Abstract:
The recent sequencing of several gymnosperm genomes has greatly facilitated studying the
evolution of their genes and gene families. In this study, we examine the evidence for
expression-mediated selection in the first two fully sequenced representatives of the
gymnosperm plant clade (Picea abies and Picea glauca). We use genome-wide estimates of
gene expression (>50,000 expressed genes) to study the relationship between gene expression,
codon bias, rates of sequence divergence, protein length and gene duplication.

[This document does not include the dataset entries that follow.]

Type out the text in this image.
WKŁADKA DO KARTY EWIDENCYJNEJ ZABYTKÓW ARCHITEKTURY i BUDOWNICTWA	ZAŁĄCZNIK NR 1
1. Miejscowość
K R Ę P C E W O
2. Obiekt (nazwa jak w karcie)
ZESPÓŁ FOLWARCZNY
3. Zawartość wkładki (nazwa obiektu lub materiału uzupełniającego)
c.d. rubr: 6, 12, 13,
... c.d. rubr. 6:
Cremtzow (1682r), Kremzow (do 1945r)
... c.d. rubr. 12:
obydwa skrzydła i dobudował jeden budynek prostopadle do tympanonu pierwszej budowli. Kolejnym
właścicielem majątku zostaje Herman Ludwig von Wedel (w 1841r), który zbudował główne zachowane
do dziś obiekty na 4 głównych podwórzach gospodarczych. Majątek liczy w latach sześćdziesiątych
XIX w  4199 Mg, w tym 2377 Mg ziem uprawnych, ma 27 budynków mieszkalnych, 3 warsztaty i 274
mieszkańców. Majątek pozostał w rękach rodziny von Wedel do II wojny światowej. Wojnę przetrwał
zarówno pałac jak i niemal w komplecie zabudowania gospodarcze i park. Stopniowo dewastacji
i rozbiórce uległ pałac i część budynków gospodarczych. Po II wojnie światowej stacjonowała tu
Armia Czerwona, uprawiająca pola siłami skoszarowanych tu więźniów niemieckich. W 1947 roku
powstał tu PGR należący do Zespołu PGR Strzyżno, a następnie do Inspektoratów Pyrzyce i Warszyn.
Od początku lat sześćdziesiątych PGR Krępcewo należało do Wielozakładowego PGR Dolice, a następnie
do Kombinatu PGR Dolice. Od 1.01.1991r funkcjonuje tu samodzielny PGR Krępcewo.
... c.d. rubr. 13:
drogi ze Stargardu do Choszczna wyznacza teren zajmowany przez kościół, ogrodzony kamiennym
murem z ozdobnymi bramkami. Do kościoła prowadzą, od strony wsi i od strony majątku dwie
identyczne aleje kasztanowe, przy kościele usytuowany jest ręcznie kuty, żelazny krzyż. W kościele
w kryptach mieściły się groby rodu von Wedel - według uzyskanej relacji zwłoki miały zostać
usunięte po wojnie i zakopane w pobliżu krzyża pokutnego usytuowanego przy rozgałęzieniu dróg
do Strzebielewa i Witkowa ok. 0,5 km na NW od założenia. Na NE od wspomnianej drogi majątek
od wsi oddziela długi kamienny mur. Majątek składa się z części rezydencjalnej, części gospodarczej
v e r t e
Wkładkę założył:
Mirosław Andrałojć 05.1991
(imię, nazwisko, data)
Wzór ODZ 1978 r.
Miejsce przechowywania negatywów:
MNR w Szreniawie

We found that gene expression is correlated with rates of sequence divergence and codon
bias, suggesting that natural selection is acting on Picea protein-coding genes for translational
efficiency. Gene expression, rates of sequence divergence and codon bias are correlated with
the size of gene families, with large multi-copy gene families having, on average, a lower
expression level and breadth, lower codon bias, and higher rates of sequence divergence than
single-copy gene families. Tissue-specific patterns of gene expression were more common in
large gene families with large gene expression divergence than in single copy families. Recent family expansions combined with large gene expression variation in paralogs and increased
rates of sequence evolution suggest that some Picea gene families are rapidly evolving to
cope with biotic and abiotic stress.
Our study highlights the importance of gene expression and natural selection in shaping the
evolution of protein-coding genes in Picea species, and sets the ground for further studies
investigating the evolution of individual gene families in gymnosperms.